Mechanical properties are important in identifying the suitability of a material for a particular usage. One of the important properties is the hardness of the material, which can be defined as the resistance to the material to abrasion, deformation, scratching or to indentation by another hard body. Among others, this property is important for wear resistant applications. In order to obtain the mechanical characterization of thin films, apart from physical nanoindentation testing, researchers have also been using the finite-element modelling (FEM) method to simulate the nanoindentation test.

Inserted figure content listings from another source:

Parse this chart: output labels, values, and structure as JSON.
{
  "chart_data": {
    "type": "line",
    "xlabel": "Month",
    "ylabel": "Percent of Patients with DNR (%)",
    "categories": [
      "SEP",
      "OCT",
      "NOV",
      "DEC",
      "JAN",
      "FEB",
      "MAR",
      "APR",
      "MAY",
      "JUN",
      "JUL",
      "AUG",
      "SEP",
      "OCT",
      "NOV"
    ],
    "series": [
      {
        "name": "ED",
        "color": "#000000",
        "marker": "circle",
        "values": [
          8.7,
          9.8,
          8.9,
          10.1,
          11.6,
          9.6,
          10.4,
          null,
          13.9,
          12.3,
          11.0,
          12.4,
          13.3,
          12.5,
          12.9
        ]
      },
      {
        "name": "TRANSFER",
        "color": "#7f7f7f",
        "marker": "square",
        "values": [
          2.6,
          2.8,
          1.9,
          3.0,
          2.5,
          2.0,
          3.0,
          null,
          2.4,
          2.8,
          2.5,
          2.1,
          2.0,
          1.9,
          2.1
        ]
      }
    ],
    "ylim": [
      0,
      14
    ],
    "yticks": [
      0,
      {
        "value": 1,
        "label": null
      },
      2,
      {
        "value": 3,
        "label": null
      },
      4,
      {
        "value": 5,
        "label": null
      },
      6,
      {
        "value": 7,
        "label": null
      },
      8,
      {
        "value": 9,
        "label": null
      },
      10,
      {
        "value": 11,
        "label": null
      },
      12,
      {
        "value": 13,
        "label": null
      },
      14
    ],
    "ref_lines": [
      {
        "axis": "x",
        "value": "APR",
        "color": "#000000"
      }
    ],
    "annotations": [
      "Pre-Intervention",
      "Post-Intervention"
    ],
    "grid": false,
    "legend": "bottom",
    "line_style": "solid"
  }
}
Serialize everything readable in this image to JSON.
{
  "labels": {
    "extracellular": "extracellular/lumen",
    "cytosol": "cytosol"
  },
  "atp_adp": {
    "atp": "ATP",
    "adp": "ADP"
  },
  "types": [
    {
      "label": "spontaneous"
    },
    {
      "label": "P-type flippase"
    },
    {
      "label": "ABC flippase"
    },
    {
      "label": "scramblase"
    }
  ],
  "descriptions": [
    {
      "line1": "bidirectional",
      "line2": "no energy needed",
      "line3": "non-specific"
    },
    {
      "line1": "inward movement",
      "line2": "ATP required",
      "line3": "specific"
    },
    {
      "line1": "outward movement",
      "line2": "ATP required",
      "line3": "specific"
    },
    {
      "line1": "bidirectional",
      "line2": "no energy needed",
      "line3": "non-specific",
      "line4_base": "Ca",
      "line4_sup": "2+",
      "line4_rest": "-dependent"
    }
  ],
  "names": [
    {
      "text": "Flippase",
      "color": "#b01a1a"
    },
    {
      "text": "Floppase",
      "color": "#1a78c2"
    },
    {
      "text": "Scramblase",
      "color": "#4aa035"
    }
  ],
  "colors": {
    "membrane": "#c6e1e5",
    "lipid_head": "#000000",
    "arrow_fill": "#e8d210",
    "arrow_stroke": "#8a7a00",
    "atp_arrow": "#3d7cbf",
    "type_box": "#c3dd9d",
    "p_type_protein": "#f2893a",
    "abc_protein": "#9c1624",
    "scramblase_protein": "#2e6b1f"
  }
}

In this study, a nanoindentation model of thin film CrN and TiAlN were developed and simulated to investigate the influence on the number of layers and thin film structure on the overall hardness of multilayer thin film CrN and TiAlN. A total of 10 sets of simulation was conducted with varying structural arrangement (i.e. CrN/TiAlN and TiAlN/CrN), bi-layer thickness (i.e. from 0.2 μm to 2 μm) and number of layers (i.e. 1, 2, 4, 8 and 10 layers). Based on the study, it was found that the optimum distance of sub base for multilayer TiAlN/CrN was 0.8 μm, while the optimum distance of sub-layer for CrN/TiAlN was 0 μm. It can be concluded that the type of material and the distance of sub base thin film layer to the maximum indenter depth will have significant influence on the overall hardness of the thin film system.